While that vision is still far from fruition, city officials have identified a series of desired fixes—a new traffic light, sidewalk, bike lane and landscaping among them. While not all were sure about a number of the proposals discussed at the meeting, an overwhelming amount were in agreement on one thing: If it doesn’t need fixing, leave it be.
“The one aspect of Foothill Boulevard that I like versus other communities is that you have a different look to the street as you pass through the city. The volunteer trees, its all a part of that spontaneity,” said Claremont resident Douglas Lyon. “The plans we have here are just sort of cookie cutter or over-regimented and it doesn’t give you a sense of belonging to the place anymore. I don’t want to lose that sense.”
Residents were especially miffed by the proposed addition of a traffic light at Berkeley to combat the heavy traffic flow from the bustling Old School House Complex. Navigating the overflowing shopping center has become an issue of concern over the years with only two driveways off Foothill Boulevard and no allowed left turn. Shoppers desiring to go left on Foothill must head to the exit on the eastern side of the marketplace or head to the back of the center onto Colby Circle and out to Indian Hill Boulevard.
The city first considered a traffic light at Berkeley in 2006 as part of the review for the Old School House development. While the light was not added, two commissions as well as the city council approved the existing turn restrictions. This was based on the traffic study’s determination that the intersection would not operate “at an acceptable level of service,” according to City Engineer Loretta Mustafa.
Concerns continue to persist, however, as the center becomes increasingly busy and no safe pathway across the street at Berkeley exists.
“At this point we are moving forward and plans for the signal are being integrated into this Foothill master plan,” Ms. Mustafa said, noting a tentative installation date of mid-2015.
Turn restrictions and any added inconvenience in and out of the center aside, a majority of those present at the meeting were not in favor of opening Berkeley Avenue up to further traffic problems. Those living on or near the street say the street is already used heavily by emergency responders commuting to elsewhere in the city or those traveling to Our Lady of The Assumption parish and school.
“In the morning, when I try to cross Berkeley, it’s like a river of SUVs and that’s now before you start having a light that increases the traffic,” said Peter Ambrose.
In addition to the traffic light, residents added their input on the proposed expansion of the sidewalk and street trees on the north side of Foothill, between Colby Circle and Mountain Avenue, and added sidewalk, six-to-eight foot retaining wall and landscaping along the south side between Berkeley and Mountain. This drew concern from those homeowners with backyards that back up onto the main boulevard, who mentioned the existing trees and bushes have helped to mitigate noise and debris issues. Removing the existing foliage with less mature trees and brush would be detrimental, they asserted.
Several residents were upset further because of the perception that plans were already moving forward for the addition of the traffic light without much public comment. Ms. Mustafa assured residents the light is far from decided upon.

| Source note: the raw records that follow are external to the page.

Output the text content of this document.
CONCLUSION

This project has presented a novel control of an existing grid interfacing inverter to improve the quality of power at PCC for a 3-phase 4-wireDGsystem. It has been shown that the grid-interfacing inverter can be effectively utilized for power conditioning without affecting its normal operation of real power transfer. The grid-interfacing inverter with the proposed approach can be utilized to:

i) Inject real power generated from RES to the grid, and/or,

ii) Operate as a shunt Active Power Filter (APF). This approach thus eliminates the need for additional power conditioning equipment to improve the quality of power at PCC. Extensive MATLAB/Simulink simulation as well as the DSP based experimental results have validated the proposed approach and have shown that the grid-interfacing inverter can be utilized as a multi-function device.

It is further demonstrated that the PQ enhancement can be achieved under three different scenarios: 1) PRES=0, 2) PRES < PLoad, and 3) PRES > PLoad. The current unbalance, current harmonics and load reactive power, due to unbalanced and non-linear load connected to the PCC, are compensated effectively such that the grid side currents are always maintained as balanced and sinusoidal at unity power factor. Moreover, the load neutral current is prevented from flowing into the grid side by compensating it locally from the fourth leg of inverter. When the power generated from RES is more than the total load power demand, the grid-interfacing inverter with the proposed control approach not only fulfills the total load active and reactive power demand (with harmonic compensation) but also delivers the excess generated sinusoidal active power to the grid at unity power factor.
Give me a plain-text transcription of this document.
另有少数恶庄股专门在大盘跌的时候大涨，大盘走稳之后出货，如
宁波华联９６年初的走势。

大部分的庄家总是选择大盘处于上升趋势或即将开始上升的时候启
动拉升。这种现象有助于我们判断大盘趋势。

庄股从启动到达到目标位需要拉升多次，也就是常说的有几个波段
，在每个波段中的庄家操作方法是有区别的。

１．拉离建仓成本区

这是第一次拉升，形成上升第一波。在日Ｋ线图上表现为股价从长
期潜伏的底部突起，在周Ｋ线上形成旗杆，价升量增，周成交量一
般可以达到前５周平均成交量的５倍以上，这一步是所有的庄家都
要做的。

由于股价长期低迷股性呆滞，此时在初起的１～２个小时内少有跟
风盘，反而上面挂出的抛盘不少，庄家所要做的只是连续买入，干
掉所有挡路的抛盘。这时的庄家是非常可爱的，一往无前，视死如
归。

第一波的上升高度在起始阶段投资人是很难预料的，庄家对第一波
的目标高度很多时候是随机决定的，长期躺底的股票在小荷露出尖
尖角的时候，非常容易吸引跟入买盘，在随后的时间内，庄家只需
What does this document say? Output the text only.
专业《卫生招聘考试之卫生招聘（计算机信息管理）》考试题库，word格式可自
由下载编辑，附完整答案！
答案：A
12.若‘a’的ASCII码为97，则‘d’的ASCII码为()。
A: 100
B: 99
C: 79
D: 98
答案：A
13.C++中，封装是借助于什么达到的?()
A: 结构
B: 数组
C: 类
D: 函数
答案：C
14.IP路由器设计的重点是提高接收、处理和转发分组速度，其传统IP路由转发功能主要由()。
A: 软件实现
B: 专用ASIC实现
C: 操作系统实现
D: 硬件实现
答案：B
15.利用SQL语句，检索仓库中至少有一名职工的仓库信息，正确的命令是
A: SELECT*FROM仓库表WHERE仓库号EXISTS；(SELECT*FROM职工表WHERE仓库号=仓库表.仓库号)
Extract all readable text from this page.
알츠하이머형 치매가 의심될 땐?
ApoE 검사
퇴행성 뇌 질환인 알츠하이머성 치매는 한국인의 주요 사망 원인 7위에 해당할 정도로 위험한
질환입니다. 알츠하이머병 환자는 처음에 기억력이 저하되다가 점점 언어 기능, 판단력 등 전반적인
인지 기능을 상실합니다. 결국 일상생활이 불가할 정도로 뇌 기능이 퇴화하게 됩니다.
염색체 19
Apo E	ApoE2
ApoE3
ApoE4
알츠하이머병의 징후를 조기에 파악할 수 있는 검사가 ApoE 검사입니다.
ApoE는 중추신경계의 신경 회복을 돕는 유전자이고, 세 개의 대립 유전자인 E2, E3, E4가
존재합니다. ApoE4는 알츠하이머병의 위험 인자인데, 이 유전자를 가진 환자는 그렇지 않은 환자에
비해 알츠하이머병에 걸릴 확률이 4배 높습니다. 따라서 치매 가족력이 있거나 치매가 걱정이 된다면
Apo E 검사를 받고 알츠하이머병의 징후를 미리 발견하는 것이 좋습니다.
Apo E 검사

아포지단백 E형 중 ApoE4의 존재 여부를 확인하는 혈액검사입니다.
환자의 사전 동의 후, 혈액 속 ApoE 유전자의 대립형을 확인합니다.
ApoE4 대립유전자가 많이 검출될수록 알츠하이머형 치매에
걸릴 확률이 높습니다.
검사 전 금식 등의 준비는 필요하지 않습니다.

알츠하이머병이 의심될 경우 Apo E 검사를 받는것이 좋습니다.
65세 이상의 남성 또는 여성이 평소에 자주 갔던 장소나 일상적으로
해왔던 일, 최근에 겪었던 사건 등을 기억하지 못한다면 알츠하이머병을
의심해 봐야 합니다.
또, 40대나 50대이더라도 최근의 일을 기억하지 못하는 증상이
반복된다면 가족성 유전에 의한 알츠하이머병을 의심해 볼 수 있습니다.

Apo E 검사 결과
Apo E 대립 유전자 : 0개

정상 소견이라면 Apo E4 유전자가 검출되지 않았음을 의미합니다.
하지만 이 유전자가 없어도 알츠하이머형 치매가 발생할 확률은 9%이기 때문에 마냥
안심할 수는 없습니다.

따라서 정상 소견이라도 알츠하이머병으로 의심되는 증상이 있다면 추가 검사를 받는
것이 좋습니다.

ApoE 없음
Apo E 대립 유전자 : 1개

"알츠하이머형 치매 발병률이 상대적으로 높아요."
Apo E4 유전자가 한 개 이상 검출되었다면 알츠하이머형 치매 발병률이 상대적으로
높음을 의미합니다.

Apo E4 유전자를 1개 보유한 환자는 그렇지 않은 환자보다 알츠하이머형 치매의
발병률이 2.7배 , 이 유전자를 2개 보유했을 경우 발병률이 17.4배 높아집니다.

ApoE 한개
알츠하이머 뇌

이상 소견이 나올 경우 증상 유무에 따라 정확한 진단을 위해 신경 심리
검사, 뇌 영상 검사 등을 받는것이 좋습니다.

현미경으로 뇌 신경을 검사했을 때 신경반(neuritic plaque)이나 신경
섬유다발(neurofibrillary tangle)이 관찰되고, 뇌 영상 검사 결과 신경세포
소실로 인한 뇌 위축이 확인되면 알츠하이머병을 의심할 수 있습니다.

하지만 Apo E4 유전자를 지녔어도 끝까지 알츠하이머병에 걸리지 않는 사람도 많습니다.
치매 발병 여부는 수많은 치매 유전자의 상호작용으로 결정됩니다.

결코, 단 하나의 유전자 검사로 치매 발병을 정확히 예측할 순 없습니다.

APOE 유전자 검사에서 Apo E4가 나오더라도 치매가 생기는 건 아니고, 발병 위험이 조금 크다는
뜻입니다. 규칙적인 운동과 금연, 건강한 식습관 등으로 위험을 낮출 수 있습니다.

“The point of this meeting is to find out what your feedback is. Nothing is set in stone,” she said. “This is just the start of the conversation. We are hearing and noting the concerns and I’m open to your suggestions.”
Another meeting soliciting public feedback on aspects of the Foothill Boulevard master plan will take place on Monday, April 7. The Traffic and Transportation will be discussing the traffic signal on Thursday, April 24.